Joined project with the University of Amsterdam
Imaging Biomaterial-associated Immune-responses and infection using zebrafish analysis
The aim of my project is to develop zebrafish whole-animal models with high throughput screening capacity in order to assess immune responses and susceptibility to infection of biomaterials. The zebrafish is an excellent whole animal model since they are translucent, so the immune response and infection could be imaged microscopically in real time. So as to achieve this goal, first of all, some fluorescent microspheres will be injected into the animal model as the foreign materials.
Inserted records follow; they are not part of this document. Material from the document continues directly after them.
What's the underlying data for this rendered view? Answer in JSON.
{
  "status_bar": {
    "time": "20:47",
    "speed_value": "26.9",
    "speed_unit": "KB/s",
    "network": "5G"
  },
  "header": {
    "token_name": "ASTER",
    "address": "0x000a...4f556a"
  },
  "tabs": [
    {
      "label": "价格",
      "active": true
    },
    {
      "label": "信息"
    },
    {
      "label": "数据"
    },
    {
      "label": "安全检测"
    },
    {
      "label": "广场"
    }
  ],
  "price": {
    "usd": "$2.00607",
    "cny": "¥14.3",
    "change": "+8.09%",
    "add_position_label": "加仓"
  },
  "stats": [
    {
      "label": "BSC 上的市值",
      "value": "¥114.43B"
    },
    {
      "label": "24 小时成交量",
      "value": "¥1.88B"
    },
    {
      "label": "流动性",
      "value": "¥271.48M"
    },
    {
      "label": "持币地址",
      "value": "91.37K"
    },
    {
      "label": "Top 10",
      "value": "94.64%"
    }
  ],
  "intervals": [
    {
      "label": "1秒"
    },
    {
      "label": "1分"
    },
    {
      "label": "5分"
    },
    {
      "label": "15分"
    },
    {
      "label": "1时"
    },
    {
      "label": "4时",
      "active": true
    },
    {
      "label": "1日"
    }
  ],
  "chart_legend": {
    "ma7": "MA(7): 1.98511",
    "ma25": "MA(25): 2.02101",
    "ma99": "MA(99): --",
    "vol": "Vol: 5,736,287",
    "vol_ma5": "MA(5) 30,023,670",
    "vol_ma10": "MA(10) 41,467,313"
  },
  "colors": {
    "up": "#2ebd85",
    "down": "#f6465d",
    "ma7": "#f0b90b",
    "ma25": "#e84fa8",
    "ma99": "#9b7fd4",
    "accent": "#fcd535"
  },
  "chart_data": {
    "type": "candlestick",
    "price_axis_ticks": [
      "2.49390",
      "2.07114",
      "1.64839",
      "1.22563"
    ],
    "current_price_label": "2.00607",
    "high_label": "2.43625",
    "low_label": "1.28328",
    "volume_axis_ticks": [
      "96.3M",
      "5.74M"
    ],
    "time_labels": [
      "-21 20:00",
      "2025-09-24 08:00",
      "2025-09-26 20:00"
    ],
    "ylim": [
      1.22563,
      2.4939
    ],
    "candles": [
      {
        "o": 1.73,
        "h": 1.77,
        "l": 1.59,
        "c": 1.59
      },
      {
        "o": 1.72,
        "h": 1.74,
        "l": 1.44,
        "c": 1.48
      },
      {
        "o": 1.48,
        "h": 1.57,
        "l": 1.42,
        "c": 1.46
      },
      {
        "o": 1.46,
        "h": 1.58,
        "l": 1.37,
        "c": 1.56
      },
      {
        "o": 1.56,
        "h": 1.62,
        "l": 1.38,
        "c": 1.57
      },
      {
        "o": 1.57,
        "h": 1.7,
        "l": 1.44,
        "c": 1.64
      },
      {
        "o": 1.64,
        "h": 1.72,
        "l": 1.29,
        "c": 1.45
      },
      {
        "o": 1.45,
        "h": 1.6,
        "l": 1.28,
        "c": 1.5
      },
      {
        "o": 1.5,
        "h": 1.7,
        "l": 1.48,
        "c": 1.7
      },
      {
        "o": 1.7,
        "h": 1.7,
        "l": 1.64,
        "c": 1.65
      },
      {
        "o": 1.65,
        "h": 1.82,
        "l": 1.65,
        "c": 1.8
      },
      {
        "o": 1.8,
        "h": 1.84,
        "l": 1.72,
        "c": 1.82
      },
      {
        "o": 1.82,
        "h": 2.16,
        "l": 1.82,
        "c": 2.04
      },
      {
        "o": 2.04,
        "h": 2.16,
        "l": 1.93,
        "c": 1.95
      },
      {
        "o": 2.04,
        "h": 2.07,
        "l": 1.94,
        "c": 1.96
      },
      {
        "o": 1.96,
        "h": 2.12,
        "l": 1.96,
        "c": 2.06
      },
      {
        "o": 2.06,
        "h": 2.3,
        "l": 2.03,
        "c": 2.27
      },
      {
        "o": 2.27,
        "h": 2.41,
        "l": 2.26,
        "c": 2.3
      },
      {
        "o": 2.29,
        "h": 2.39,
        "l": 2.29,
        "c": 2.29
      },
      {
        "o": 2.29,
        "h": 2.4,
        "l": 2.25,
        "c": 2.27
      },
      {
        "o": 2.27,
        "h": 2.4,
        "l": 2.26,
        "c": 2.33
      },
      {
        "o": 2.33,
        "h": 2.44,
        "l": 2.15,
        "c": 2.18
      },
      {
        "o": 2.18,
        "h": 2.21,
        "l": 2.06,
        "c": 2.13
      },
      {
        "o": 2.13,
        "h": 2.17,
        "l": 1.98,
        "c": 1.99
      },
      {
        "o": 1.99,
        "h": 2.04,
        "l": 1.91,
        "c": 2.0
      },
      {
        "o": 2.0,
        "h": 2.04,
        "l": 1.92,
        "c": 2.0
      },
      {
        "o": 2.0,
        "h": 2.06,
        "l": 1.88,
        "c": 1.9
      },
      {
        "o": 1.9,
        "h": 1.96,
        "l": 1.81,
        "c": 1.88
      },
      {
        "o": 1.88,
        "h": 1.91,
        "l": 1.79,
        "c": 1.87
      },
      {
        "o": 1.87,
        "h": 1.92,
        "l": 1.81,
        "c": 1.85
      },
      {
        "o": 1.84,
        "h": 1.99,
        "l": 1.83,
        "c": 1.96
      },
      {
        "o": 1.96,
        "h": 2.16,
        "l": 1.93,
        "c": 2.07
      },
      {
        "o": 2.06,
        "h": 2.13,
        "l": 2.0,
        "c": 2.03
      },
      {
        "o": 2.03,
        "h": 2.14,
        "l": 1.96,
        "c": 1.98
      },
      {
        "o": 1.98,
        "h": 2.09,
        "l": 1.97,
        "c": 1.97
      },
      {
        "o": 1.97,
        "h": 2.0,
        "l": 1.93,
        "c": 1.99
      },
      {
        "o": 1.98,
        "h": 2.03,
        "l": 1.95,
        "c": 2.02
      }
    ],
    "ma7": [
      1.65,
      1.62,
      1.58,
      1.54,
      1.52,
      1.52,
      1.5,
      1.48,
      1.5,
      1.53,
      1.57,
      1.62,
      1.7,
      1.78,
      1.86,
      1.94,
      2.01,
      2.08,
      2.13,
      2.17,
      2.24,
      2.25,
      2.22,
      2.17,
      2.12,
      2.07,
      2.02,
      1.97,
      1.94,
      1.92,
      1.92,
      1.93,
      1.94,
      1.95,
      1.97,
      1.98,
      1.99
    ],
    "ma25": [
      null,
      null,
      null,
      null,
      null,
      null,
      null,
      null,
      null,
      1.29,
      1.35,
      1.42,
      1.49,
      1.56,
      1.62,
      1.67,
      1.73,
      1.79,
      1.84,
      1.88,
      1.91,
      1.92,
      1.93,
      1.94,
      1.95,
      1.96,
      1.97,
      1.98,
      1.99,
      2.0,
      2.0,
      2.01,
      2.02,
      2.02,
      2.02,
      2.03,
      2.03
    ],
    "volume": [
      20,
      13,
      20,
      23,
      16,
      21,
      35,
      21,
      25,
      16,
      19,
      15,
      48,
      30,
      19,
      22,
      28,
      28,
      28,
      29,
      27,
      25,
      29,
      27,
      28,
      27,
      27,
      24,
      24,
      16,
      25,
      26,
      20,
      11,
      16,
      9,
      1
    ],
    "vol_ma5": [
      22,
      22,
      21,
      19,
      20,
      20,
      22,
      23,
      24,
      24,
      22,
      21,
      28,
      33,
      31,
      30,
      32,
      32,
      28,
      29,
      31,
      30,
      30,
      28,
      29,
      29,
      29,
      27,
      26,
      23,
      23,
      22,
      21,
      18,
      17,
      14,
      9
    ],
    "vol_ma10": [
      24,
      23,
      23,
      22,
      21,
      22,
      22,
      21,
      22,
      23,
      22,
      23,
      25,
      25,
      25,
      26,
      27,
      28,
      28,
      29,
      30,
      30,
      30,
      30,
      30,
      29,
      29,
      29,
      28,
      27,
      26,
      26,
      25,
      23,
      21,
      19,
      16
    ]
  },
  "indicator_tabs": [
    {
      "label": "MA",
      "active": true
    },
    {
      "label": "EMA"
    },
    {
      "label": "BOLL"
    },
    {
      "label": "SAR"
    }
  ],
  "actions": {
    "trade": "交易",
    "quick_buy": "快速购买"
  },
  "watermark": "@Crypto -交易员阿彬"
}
Those microspheres incorporate hydrophobic or hydrophilic fluorescent dyes could be prepared by oil in water (O/W) emulsion or water in oil in water (W/O/W) emulsion solvent evaporation technique. Many parameters can affect characteristics of the resulting microspheres such as the size and morphology, etc. Therefore, the type of polymer (e.g, poly (ε-carpolactone), poly (trimethylene carbonate), poly (lactic acid)), molecular weight of polymer, concentration of polymer solution, concentration of emulsifier, stirring rate, type and concentration of fluorescent dyes and so on will be investigated and/ or optimized to obtain fluorescently visible microspheres within the size range of 20-30 µm. At later stage, an intriguing membrane technology will be utilized further to produce monodisperse particles. Ultimately, the successfully built-up animal model with high screening system will be used to develop a novel delivery system for antimicrobials which can correct the immune dysfunction and enhance the infection-resistance.